Unfortunately, OZOCar is not that firm. For one thing, while they present themselves to the customer as indie and startup-like, on calling to make a reservation you’re confronted for the first time with the fact that they’re merely a unit of something called the Executive Transportation Group, whereupon you’re invited to “…dial 4 for OZOCar.” At this point, a trouble indicator began gonging softly but insistently, somewhere in the back of my head, but I pressed ahead regardless. (Prii!)
The next flag went up when, a full ten minutes after my scheduled pickup time, I got a dispatcher on the line who told me that the driver “couldn’t find my building.” This despite the fact that our building is both physically prominent and so familiar among NYC drivers, car service and taxi both, that they very often know exactly where I’m headed the moment I mention the intersection at which it lies. Then I actually see a silvery Prius circling the block, with its driver looking panicky, and since I’m already on the phone with his dispatcher I’m able to vector him in. More or less, anyway; he still comes down the driveway the wrong way.
Once on the road it’s no better. (We’re already twenty minutes late by this point, by the way.) The driver doesn’t seem to have heard of any in-car wireless network, but by now I’m so irritated that it doesn’t even signify. He makes a couple of…curious choices in routing us to JFK, choices I probably wouldn’t have made behind the wheel, but frankly it’s nothing I haven’t experienced before in the wild & woolly framework of NYC driving. We’ll count that as a wash.
The real capper is what happens when we get to the airport: the driver tries to insist that the airline I want is at a different terminal than the one I’ve specified, even though an appropriately-liveried plane is sitting on the tarmac outside, clearly visible from the roadway. (Yeah: now he knows where he’s going.) I watch helplessly as he swings past the Terminal 1 offramp and heads straight for Terminal 4. Where of course we’re told, after cruising the length of the curb asking all and sundry where the airline is, that it’s back at Terminal 1. We get back on the airport ring road, and what with jockeying and stoplights it’s another six or seven minutes until I’m finally where I need to be. I pay the guy, silently, and hustle to the check-in counter.
Did I miss my flight? No. Did I get to the airport with enough time to do what I needed to do, unrushed? Also no. Was the entire experience among the more stressful I’ve ever had in a car in NYC? You bet - and that’s saying quite a lot.

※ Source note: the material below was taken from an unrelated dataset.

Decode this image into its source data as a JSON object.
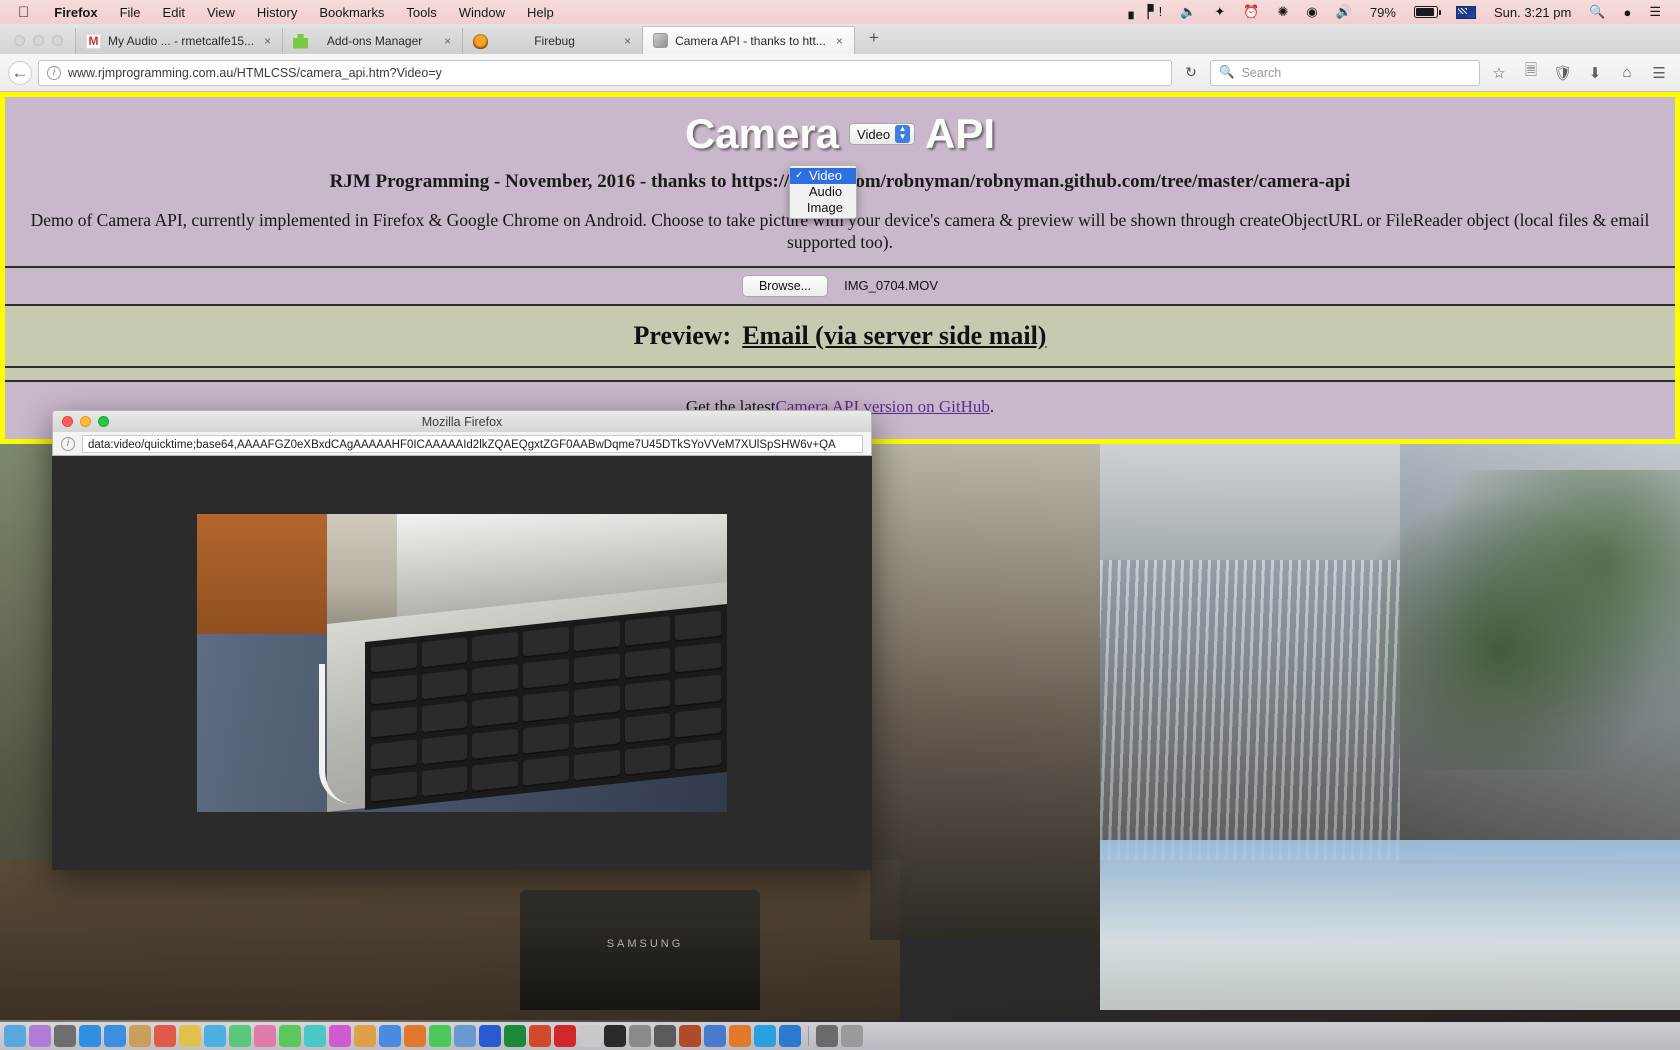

I returned to my standby car service, Dial 7, for my subsequent trip and those since. They’re unexciting, their Lincolns embarrass me, and there’s no zing to the experience whatsoever. Nevertheless, in four years of using them they’ve never once dropkicked a pickup, failed to find me or to get me where I was going, and that generally in less time than I had allotted. And they charge an average five bucks per ride less than OZO. I can’t tell you what to do with your time or your money, but if either of them particularly matter to you, I’d sure steer well clear of OZOCar, I’ll tell you that much.
What I’d really like is if I didn’t have to take a car service at all. Give me a Limousine Bus, give me an Airport Express, even give me an A train that actually connects directly to the airport (and does so after a single stop each in Manhattan, Brooklyn and Queens). Any of those options would be perfectly fine with me. I guess this is how we roll in the Greatest City on Earth.